Yes, under federal law (ACA and MHPAEA), most health insurance plans in Virginia, including those from Marketplace Virginia, Medicaid, and employer-sponsored plans, must cover mental health and substance use disorder services at parity with medical and surgical care. This means co-pays, deductibles, and out-of-pocket maximums for mental health care should be no more restrictive than for physical health care.
What types of mental health services are covered by Virginia health plans?

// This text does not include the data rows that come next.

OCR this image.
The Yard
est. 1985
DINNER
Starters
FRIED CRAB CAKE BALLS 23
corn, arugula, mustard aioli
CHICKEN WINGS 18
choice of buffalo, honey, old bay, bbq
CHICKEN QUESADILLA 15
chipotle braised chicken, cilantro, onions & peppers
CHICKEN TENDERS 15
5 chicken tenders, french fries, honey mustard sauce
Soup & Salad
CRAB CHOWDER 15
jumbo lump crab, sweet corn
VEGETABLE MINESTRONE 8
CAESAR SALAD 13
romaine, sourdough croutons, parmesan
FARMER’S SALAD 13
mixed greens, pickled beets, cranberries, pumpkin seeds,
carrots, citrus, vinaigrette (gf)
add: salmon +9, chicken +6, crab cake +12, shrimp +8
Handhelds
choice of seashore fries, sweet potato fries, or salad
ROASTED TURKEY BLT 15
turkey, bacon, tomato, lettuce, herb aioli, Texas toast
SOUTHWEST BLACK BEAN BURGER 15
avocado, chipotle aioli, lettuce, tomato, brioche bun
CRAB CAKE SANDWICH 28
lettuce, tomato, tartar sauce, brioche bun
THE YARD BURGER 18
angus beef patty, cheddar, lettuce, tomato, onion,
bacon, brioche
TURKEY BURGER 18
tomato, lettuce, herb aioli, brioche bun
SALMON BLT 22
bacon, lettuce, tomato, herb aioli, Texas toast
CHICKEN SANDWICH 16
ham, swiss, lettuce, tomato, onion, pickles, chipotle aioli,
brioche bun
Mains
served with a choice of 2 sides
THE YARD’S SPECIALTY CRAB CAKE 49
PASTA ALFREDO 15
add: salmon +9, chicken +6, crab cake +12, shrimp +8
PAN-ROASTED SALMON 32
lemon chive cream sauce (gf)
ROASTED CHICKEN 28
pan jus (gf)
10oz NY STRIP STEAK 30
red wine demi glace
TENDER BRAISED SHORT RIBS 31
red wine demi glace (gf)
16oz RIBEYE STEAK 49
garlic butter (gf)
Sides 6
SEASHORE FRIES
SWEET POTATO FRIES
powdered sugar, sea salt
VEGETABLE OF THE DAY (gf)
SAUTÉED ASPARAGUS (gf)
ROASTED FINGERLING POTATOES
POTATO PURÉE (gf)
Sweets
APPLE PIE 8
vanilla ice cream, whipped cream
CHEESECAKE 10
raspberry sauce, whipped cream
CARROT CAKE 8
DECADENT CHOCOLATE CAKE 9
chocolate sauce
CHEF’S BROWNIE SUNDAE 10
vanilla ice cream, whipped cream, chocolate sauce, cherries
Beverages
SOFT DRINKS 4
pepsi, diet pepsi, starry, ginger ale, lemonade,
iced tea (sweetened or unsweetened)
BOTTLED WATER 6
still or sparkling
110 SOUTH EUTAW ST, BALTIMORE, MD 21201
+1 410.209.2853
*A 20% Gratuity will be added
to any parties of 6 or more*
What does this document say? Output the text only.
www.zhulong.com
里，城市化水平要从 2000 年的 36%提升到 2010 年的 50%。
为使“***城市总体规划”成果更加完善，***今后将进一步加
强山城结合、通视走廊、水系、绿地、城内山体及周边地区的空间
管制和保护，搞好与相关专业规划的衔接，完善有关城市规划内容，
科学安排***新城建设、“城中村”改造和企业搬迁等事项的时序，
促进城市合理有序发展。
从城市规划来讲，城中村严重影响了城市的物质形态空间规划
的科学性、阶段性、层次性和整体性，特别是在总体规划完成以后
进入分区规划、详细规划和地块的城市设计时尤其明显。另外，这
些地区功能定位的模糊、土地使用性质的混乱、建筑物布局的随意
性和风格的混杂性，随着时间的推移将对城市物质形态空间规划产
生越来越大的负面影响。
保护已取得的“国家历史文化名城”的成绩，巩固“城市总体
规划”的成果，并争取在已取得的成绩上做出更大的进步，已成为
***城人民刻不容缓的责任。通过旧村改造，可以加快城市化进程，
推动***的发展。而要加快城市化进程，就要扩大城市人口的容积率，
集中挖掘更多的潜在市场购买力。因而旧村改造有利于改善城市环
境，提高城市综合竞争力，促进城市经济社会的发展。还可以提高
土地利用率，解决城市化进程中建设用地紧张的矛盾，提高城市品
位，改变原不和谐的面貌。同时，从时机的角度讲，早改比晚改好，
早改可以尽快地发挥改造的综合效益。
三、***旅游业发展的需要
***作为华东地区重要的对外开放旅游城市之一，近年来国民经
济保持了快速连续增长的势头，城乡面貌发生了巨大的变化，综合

Covered mental health services typically include psychotherapy (talk therapy), counseling, psychiatric evaluations, medication management, inpatient and outpatient mental health treatment, substance use disorder treatment, and crisis intervention. The specific scope of services and provider network will vary by plan, so it's essential to check your plan's Summary of Benefits and Coverage.
Can I get free or low-cost mental health coverage in Virginia?
Virginia residents with household incomes up to 138% of the Federal Poverty Level (FPL) may qualify for Virginia Medicaid (FAMIS Plus), which provides comprehensive mental health coverage at little to no cost. Individuals earning 100-400% FPL can qualify for subsidies (APTC) on Marketplace Virginia to significantly reduce monthly premiums, potentially leading to $0-premium Silver plans for those below 150% FPL, which also include robust mental health benefits.
Do ACA marketplace plans in Virginia cover pre-existing mental health conditions?
Yes, all plans offered through Marketplace Virginia (and off-exchange plans compliant with the ACA) are prohibited from denying coverage or charging higher premiums based on pre-existing conditions, including mental health conditions. They must also cover essential health benefits, which include mental health and substance use disorder services.